In his book, Lyons details one incident were his Volkswagen overheated along U.S. 70 in Hillsborough on his way back to Greensboro. After pulling up to a nearby Exxon, he told the station attendant that his fan belt had broken and needed it replaced. The attendant responded he only provided gas. When Lyons asked for an adjustable wrench, the attendant went inside and returned with a gun. Instead of shooting, the attendant attempted to hit Lyons with the gun and it turned into a struggle where the firearm discharged. Ultimately, the attendant told Lyons to leave or else he would kill him.
Lyons reported the situation to police, where he ran into resistance from some skeptical officers.

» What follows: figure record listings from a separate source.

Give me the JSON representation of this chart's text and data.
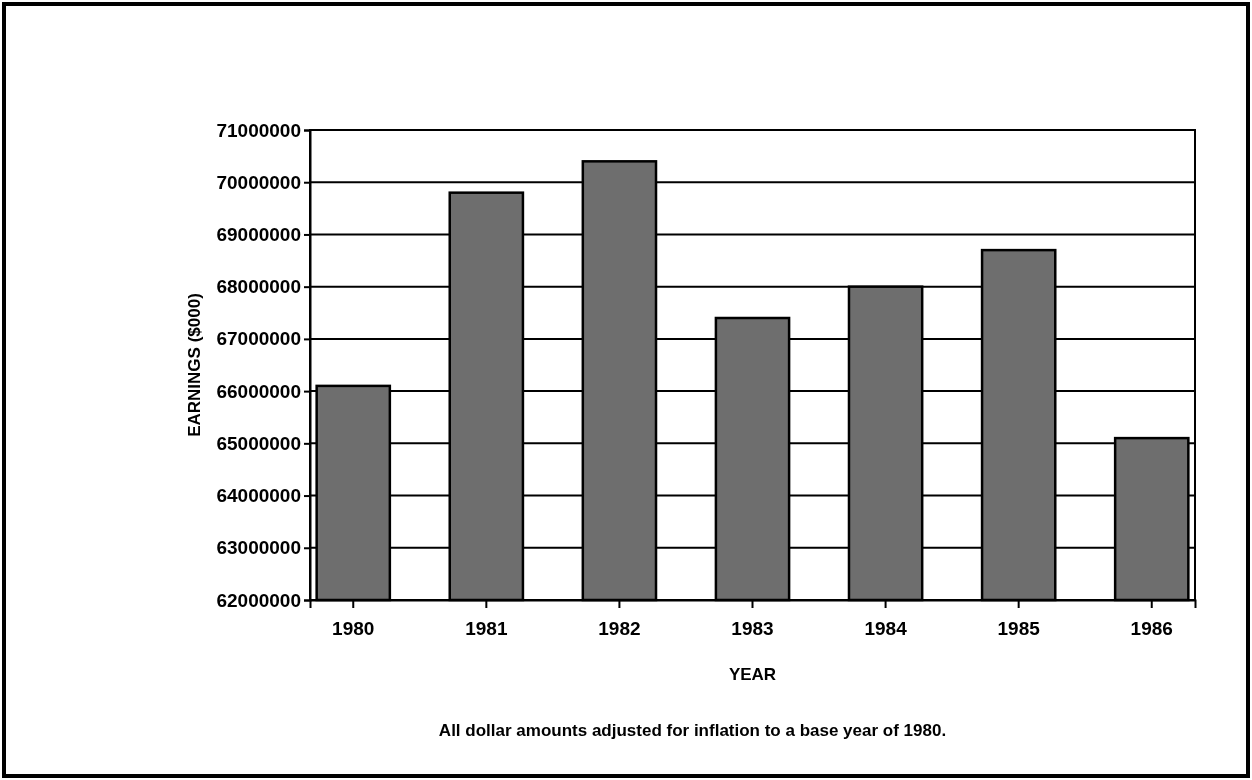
{
  "chart_data": {
    "type": "bar",
    "xlabel": "YEAR",
    "ylabel": "EARNINGS ($000)",
    "categories": [
      "1980",
      "1981",
      "1982",
      "1983",
      "1984",
      "1985",
      "1986"
    ],
    "values": [
      66100000,
      69800000,
      70400000,
      67400000,
      68000000,
      68700000,
      65100000
    ],
    "color": "#6e6e6e",
    "ylim": [
      62000000,
      71000000
    ],
    "yticks": [
      62000000,
      63000000,
      64000000,
      65000000,
      66000000,
      67000000,
      68000000,
      69000000,
      70000000,
      71000000
    ],
    "grid": "y",
    "annotations": [
      "All dollar amounts adjusted for inflation to a base year of 1980."
    ]
  }
}
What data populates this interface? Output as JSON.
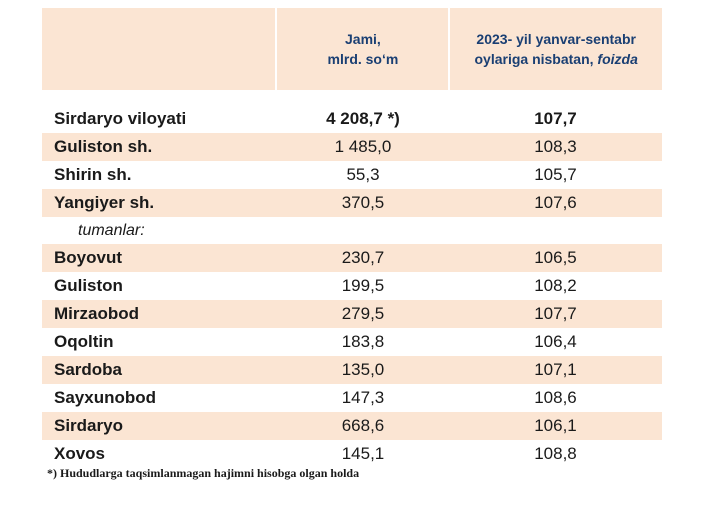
{
  "header": {
    "col2_line1": "Jami,",
    "col2_line2": "mlrd. so‘m",
    "col3_line1": "2023- yil yanvar-sentabr",
    "col3_line2_plain": "oylariga nisbatan, ",
    "col3_line2_italic": "foizda"
  },
  "rows": [
    {
      "name": "Sirdaryo viloyati",
      "total": "4 208,7 *)",
      "pct": "107,7"
    },
    {
      "name": "Guliston  sh.",
      "total": "1 485,0",
      "pct": "108,3"
    },
    {
      "name": "Shirin sh.",
      "total": "55,3",
      "pct": "105,7"
    },
    {
      "name": "Yangiyer sh.",
      "total": "370,5",
      "pct": "107,6"
    },
    {
      "name": "tumanlar:",
      "total": "",
      "pct": ""
    },
    {
      "name": "Boyovut",
      "total": "230,7",
      "pct": "106,5"
    },
    {
      "name": "Guliston",
      "total": "199,5",
      "pct": "108,2"
    },
    {
      "name": "Mirzaobod",
      "total": "279,5",
      "pct": "107,7"
    },
    {
      "name": "Oqoltin",
      "total": "183,8",
      "pct": "106,4"
    },
    {
      "name": "Sardoba",
      "total": "135,0",
      "pct": "107,1"
    },
    {
      "name": "Sayxunobod",
      "total": "147,3",
      "pct": "108,6"
    },
    {
      "name": "Sirdaryo",
      "total": "668,6",
      "pct": "106,1"
    },
    {
      "name": "Xovos",
      "total": "145,1",
      "pct": "108,8"
    }
  ],
  "footnote": "*) Hududlarga taqsimlanmagan hajimni hisobga olgan holda",
  "colors": {
    "header_fill": "#fbe5d3",
    "header_text": "#1a3f73",
    "row_shade": "#fbe5d3"
  }
}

Ultimately, Lyons didn’t pursue charges based on the fear of a public backlash.
Of the five players on Orange’s 1969 3A State Championship team, four were starters on Lyons’ final squad at Central High School–Roosevelt Chavious, Fred Chavious, Johnny Crump and Calvin Wade.
“Coach Lyons treated me like I was his son,” said Roosevelt Chavious. “I used to spend 2-3 weeks during the summer at his home and played summer league basketball through the recreation center where he worked. During my senior year he took me to visit colleges, even though he was no longer my coach, and thought Winston-Salem State University was a good choice. He even came to some of my games and would wait and talk to me afterwards.”
Last May, Lyons returned to Hillsborough for a ceremony to honor the 1969 State Championship team organized by various prominent members of the Orange County community. After the team waited 55 years to receive its state championship rings following its victory over Madison-Mayodan inside Sykes Gymasnium at Durham High School, Lyons and his players got their hardware last spring.
“It was probably best I didn’t get my state championship ring until last year,” Bynum said. “If I had gotten it in 1969, I would have lost it a long time ago.”